Standout Sales Professional top 5 competences

Among the changing market circumstances faced by Sales organizations worldwide is the changing modern workforce. The new generation of millennial and Gen-Z professionals have brought and continue to bring their own unique traits, skills, and values to companies. Nevertheless, there are a handful of timeless competences that have remained essential to becoming a successful Sales executive. In this article we outline 5 core competences needed to become a stand-out in the Sales profession.

1. Business acumen

The first competence we want to discuss is perhaps the one that is also the hardest to define and the most difficult to develop. We would define a person with business acumen as someone with an affinity for how businesses work. They have an intuitive understanding of good business practices and how to represent oneself and their organization. Additionally, they have a good (acquired) knowledge of market conditions in their specific niche. They stay up to date with trends and developments and are proactive in responding to them. They know their competition inside and out and are able to develop comprehensive strategies and business plans to achieve their commercial targets.

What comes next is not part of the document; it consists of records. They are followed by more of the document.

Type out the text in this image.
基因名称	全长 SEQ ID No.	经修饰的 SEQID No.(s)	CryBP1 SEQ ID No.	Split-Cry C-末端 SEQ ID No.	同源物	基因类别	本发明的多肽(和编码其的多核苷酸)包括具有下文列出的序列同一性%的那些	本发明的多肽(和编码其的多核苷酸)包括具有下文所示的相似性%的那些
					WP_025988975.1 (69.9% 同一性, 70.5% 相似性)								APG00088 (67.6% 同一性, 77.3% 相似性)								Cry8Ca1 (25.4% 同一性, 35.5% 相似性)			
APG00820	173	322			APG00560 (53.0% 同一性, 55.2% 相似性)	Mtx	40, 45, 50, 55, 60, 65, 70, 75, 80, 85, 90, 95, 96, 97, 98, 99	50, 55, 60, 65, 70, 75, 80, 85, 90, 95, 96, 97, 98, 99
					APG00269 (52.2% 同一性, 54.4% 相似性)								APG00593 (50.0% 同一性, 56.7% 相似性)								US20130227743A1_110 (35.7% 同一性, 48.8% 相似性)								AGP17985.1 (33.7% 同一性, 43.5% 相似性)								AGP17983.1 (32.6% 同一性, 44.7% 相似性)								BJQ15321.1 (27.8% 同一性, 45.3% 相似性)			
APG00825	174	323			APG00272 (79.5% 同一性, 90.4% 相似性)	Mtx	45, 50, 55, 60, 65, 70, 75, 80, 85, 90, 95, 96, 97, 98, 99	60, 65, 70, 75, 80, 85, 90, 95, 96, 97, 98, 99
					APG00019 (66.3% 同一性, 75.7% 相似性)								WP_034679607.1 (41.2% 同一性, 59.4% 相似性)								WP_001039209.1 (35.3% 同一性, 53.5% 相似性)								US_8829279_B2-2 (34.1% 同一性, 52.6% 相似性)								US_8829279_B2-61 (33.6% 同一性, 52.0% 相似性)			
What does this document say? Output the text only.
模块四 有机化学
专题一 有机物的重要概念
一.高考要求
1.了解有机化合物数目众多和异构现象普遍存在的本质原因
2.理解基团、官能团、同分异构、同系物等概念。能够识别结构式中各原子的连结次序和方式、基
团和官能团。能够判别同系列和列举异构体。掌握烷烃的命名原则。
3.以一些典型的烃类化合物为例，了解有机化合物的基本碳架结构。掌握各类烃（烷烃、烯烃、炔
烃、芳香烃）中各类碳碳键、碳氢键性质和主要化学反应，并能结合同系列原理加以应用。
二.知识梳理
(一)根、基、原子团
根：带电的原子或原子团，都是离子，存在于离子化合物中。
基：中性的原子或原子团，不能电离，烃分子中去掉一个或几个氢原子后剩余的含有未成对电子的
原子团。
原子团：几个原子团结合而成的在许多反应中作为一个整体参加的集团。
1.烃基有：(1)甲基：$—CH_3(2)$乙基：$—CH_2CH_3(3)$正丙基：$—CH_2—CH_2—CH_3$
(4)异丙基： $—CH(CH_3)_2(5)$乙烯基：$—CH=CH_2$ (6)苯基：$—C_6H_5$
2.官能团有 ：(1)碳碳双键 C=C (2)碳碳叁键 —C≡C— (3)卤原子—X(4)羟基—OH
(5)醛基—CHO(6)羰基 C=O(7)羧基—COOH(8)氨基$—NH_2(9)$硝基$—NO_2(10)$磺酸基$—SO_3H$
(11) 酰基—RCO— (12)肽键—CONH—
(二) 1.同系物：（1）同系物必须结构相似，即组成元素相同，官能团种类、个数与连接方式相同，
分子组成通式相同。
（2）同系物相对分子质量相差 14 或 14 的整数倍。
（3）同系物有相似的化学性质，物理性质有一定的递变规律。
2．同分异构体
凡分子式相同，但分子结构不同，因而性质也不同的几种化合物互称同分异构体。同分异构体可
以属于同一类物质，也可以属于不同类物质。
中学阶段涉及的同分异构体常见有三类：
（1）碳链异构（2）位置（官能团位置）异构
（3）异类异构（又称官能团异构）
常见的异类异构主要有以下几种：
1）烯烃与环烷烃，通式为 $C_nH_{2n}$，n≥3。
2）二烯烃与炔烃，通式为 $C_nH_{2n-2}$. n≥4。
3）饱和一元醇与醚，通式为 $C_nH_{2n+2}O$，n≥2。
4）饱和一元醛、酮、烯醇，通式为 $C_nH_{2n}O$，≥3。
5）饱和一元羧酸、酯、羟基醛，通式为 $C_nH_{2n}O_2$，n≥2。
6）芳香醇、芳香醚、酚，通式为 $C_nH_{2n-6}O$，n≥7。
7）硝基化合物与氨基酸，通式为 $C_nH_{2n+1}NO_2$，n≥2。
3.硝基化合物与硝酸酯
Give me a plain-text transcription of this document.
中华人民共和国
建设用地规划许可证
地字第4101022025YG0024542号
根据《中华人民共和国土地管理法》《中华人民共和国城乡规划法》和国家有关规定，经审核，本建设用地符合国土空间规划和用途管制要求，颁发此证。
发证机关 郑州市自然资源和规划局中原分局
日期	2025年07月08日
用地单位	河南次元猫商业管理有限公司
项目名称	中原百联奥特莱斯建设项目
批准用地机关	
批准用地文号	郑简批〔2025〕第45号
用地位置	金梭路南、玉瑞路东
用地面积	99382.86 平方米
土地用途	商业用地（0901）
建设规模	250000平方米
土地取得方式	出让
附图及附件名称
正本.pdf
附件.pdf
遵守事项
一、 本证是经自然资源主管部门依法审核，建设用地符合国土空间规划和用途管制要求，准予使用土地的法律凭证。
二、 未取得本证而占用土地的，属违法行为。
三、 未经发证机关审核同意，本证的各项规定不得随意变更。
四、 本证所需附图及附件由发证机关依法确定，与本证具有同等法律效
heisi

Business acumen can only partly be taught: it depends, to an extent, on a person’s natural disposition and commercial mindedness. However, it is still useful for an ambitious sales professional to devote time to further developing themselves in this area. Here are some suggestions to train business acumen:

• Read the economic, financial and business sections of daily newspapers.
• Do a scan of your direct market competition. Get to know the ins- and outs through networking.
• Learn about the (financial) structures of companies.
• Look up inspiring examples of business leaders and study their career trajectories.

2. Leadership

Even for autonomously operating Sales professionals without team responsibilities, leadership remains an important skill to have and develop. Why?

Because leadership comes in at almost every level of work in Sales. From inside sales teams to customer service employees, from office management to direct colleagues to marketing colleagues: no matter your level of independence in your Sales role, you will deal with people that work together with you to achieve common goals. Your ability to assist, collaborate with and, most importantly, motivate those colleagues is essential to your development in Sales. Below are a few questions you can ask yourself to reflect on your level of leadership within your direct team.

• How do you deal with colleagues that don’t deliver work you need in time?
• How do you make sure you keep your communication clear and professional, keeping everyone aligned towards a common goal?
• How do you motivate your team after a commercial failure?
• How do you differentiate your approach to a colleague depending on their personality? Do you think a tailored approach is needed at all?

Leadership comes in at almost every level of work in Sales

3. Stress resistance

No matter the industry, organization or context you are working in, any sales professional will need excellent stress resistance in order to build continuous success. Adhering to strict deadlines and targets and making tough decisions under time pressure are inherent aspects to sales.

Some people will naturally be more resistant to stress than others. However, there are ways to train yourself in dealing with stress. Below are a few suggestions from us:

• Take some time to reflect on a recent situation you found stressful. How did you deal with the situation at the time? How did it affect your mood? Identify points of strong emotion for you and try to pinpoint the underlying cause.
• What do you need from other people during times of stress? Do you need help from your colleagues, or would you rather be left alone? Discuss with your colleagues how to most efficiently work with you during crises or stressful times.
• Define the circumstances when you are at your best and at your worst. How can you mitigate circumstances that make you perform at your worst? Does, for instance, a change of scenery work for you during those times? Or do you maybe need to tweak your work schedule?

4. Drive for results

An obvious and indispensable competence for a sales professional is a drive for results. The ideal sales executive is someone who can deal with setbacks and obstacles without losing motivation or energy. The first step in developing a drive for results is to have clearly defined and well-thought out goals; in a previous article we described just how to set goals for the year ahead.

After you have your goals clearly in mind, there are several areas in which to differentiate yourself as an excellent sales professional:

• Continue in achieving goals that others have given up on.
• Be able to remotivate a demotivated team for the commercial goals you have in mind.
• Know when it is time to admit to small defeats in order to progress to big wins.
• Keep track of all of your goals on the calendar and know what to do to achieve them day by day.

5. Political sensitivity

Finally, aside from a deep understanding of business, of leadership and of performing under high pressure, an outstanding sales executive will need to bring a healthy dose of political sensitivity. This means you are able to maneuver your way through corporate politics in a sensitive manner. Knowing how to always show appropriate deference to your superiors and respect to your direct reports, you can not only resolve conflicts, but anticipate them.

Here are a couple of questions to help you reflect on your level of political sensitivity:

• How do you deliver bad news to a superior?
• How do you handle it when your superiors impose a policy you disagree with?
• Have you ever had to mediate between two people in your organization? How would you handle such a situation?
• How would you orient yourself in an organization with a different culture than what you are used to?